The General Assembly this year passed a bill to allow county school boards to set their own academic calendars — repealing Hogan’s executive order mandating post-Labor Day school starts.

“A post-Labor Day school start is better for our families and helps protect the more traditional end of summer,” Hogan wrote in his veto letter. “In addition, starting school after Labor Day improves health and safety for students, teachers, and education employees who are in some cases required to report — in the second hottest month of the calendar year — to schools that lack air conditioning.”

Earlier this year, Hogan vowed to challenge any such legislation at the ballot box. The House amended the Senate Bill to add language that would set the wording for how it would appear on the ballot — something typically done by the Secretary of State. Some lawmakers have questioned whether such a provision is legal.

“Perhaps one of the most troubling aspects of Senate Bill 128 is the politically charged actions that legislators took in recently amending to directly control the ballot language — a clear attempt to change the outcome of the referendum,” wrote Hogan. “This is highly irregular and a thinly veiled attempt to manipulate the will of our citizens.”

Lawmakers also passed legislation this year that appeared aimed at cowing Comptroller Peter Franchot because of his outspoken advocacy on issues such as easing laws governing the state’s craft brewing industry. The legislature had created a task force over the summer that recommended stripping Franchot’s office of enforcement authority over alcohol wholesalers and distributors saying such a move would be a public health issue.

Hogan Wednesday said he didn’t buy it.

“This legislation is not necessary, serves no purpose, will waste taxpayers’ money and disrupts a well-ordered and completely functional regulatory system,” Hogan wrote in his veto letter. “Simply put, House Bill 1052 is a solution in search of a problem that does not exist. This is personality-driven, petty, partisan politics at its worst.”

Del.
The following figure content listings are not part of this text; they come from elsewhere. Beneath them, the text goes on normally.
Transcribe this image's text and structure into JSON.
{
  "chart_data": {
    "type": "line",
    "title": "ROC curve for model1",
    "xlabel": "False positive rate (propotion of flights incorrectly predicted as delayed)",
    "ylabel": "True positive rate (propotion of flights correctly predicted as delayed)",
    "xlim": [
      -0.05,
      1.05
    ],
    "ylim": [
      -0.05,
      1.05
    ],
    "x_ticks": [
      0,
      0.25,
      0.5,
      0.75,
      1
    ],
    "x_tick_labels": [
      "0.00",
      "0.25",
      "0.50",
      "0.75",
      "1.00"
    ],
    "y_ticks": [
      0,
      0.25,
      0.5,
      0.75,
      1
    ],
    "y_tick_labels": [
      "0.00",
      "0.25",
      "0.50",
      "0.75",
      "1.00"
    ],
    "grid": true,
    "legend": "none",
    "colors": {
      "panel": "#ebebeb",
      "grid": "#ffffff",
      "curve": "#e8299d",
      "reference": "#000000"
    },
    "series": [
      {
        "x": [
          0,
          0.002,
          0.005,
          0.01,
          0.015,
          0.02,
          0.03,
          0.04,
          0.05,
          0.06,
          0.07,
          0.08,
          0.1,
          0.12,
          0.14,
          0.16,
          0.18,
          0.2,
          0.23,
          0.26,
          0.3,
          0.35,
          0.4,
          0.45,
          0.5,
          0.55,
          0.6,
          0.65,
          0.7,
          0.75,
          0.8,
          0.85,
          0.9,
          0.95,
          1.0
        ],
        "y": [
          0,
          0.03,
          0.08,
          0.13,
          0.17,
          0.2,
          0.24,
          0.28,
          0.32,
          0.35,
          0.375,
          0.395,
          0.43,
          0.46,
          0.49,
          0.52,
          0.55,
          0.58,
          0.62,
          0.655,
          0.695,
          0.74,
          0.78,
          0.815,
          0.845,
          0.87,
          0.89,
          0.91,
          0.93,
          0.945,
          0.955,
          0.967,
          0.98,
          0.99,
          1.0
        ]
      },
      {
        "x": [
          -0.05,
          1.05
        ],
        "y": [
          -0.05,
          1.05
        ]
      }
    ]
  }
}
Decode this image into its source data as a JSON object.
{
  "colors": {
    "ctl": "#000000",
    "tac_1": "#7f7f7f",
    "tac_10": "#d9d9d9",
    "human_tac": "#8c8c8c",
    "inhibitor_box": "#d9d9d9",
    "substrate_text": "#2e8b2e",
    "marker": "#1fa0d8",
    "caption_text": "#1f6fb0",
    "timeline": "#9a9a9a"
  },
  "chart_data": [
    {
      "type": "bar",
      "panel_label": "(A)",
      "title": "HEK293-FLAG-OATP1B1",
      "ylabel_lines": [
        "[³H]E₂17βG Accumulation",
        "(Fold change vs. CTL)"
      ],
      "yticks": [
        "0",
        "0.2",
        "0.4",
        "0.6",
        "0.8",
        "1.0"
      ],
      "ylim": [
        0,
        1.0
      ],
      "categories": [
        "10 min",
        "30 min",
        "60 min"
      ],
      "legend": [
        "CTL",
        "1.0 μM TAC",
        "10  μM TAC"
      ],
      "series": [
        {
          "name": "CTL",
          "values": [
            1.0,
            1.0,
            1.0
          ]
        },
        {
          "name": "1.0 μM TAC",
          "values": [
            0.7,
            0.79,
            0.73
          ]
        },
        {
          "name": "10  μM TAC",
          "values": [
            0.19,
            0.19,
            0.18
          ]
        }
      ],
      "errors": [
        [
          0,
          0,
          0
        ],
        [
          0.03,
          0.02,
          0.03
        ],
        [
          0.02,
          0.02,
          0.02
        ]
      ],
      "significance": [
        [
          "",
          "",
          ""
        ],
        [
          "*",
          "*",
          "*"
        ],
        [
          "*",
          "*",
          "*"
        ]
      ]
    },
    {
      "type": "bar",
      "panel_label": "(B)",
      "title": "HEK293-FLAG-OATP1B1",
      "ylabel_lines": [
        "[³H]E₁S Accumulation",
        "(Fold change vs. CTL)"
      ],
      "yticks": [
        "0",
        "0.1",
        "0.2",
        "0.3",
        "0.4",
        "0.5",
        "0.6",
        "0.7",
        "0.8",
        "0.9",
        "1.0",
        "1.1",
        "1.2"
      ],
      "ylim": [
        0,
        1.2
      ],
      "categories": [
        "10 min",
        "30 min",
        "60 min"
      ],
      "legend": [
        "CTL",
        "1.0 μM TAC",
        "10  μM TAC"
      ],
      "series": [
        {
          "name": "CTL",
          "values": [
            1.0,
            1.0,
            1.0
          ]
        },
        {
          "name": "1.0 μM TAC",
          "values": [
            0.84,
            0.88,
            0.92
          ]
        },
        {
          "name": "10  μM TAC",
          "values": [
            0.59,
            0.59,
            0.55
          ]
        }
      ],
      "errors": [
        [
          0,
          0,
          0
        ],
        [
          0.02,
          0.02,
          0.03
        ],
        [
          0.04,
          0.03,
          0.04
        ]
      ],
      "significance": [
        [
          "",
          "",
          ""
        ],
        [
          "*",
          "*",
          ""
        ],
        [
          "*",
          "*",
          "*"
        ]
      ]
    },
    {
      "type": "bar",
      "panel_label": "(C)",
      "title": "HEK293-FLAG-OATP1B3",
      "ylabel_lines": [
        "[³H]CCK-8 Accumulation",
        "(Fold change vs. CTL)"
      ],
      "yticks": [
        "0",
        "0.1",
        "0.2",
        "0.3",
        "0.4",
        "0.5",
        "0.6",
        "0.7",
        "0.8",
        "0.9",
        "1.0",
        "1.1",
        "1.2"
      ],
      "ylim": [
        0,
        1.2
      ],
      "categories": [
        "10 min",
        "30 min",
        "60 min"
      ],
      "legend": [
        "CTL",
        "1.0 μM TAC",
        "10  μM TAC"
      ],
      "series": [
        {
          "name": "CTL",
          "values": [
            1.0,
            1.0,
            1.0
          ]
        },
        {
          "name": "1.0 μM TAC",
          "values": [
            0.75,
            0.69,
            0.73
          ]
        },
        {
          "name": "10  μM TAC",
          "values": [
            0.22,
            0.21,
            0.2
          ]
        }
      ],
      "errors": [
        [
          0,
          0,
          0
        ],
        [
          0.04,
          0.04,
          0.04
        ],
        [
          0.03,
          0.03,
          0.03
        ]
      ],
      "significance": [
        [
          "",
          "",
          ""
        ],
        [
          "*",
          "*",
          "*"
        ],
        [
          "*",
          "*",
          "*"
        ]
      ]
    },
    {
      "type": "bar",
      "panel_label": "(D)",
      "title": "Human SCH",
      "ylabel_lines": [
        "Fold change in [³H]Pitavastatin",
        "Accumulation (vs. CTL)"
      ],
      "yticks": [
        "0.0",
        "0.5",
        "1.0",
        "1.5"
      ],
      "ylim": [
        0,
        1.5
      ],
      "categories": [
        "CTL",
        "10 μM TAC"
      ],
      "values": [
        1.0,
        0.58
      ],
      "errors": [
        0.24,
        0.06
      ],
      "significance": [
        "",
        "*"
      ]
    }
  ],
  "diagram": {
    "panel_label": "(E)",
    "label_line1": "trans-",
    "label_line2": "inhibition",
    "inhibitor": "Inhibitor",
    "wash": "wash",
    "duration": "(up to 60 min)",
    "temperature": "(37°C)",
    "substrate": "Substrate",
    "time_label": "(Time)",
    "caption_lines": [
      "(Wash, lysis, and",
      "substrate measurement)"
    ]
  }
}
Warren Miller, R-Carroll and Howard and sponsor of both the bill that created the task force and the one Hogan vetoed, said he disagreed with the governor’s characterization.

“A lot of work went into the task force, and the bill represents a lot of hard work on behalf of the members that participated,” said Miller.

On Tuesday Hogan signed House and Senate versions of a bill creating an unemployment benefit for federal employees in Maryland who would have to report to work during a federal government shutdown but would not be paid.

The bills were part of more than a dozen laws passed early by the General Assembly. Hogan had until the end of the day Wednesday to decide to veto the bills, sign them or allow them to become law without a signature.

The fate of other bills was not immediately known. The House and Senate could begin taking up veto overrides as soon as Thursday. They have until the end of the session on April 8 to override the governor.